Gulf oil spill: Lessons learned and ignored
Big Oil claims safety has improved since the blast on BP’s Deepwater Horizon last year, but experts doubt it.
The main question a year after one of the world’s worst oil spills is “could it happen again?” said Harry Weber in the Associated Press. The answer is “absolutely.” Big Oil claims safety has improved since the blast on BP’s Deepwater Horizon rig killed 11 workers and spewed 207 million gallons of crude into the sea, but experts doubt it. While the industry has spent $1 billion on “a high-tech” containment system that can cap a blown-out well and pump 60,000 barrels of oil a day to surface vessels, that technology “hasn’t been tested on the seafloor.” And a known design flaw still hasn’t been fixed in the blowout preventer that should have cut off the Deepwater leak—yet the device is still widely used. Congress is at fault, too, said Frances Beinecke in HuffingtonPost​.com. It has failed to pass a single law to ensure that drilling is “safer than it was a year ago.” In fact, House Republicans are pushing a trio of new bills to allow deepwater drilling in pristine areas of the Pacific, Atlantic, and Arctic oceans, which will only make our “coastal communities more vulnerable to disastrous oil spills.” It’s “as if we learned nothing.”
Like it or not, expanding deepwater drilling is “a matter of necessity,” said Steven Mufson in The Washington Post. The world currently burns through 88.5 billion barrels of oil a day. That means “producers need to discover and develop a field the size of Macondo”—the reserve the Deepwater Horizon was tapping—every 13.5 hours. And “most of the best prospects are offshore and often in deep waters.” The Gulf spill has changed the safety equation, said Sylvia Pfeifer in the Financial Times. Major oil companies can’t afford the bad press and financial damage still being suffered by BP, so they now “test vital equipment on rigs” more often. Those multinationals also face pressure from junior financial partners—who don’t want to end up contributing to multibillion-dollar clean-ups—to adopt the latest safety technologies.

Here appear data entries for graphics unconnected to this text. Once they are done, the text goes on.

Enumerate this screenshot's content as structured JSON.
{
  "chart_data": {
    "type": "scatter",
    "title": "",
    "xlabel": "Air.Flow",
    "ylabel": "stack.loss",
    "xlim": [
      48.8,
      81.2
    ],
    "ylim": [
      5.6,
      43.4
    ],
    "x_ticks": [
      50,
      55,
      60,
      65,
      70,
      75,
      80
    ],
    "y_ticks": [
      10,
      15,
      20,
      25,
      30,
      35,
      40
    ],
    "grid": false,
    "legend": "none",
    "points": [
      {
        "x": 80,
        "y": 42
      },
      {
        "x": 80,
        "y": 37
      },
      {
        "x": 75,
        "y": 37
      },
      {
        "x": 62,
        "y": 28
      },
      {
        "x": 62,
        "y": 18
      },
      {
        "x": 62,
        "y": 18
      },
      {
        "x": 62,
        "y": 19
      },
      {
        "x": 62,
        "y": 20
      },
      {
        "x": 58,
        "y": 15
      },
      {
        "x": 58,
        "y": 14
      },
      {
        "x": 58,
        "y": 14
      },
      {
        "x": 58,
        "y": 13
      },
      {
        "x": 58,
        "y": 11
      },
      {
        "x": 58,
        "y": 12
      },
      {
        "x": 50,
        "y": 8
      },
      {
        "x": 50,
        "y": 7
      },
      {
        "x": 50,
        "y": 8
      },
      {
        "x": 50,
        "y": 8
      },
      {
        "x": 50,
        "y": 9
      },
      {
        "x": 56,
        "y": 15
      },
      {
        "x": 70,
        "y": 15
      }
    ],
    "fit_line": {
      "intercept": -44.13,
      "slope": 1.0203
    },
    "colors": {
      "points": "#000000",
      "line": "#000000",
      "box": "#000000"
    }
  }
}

Don’t be fooled, said Steve LeVine in Foreign Policy. Because oil companies are profit-making machines, they’ll never spend enough developing truly secure widgets as long as the cost of failure remains so low. So instead of punishing shoddy safety practices with affordable fines, we should be banning “bad actors” like BP from the industry and throwing their executives in jail. Ultimately, the only way to “truly prevent” another Deepwater Horizon may be to make such cases “company-ending” events.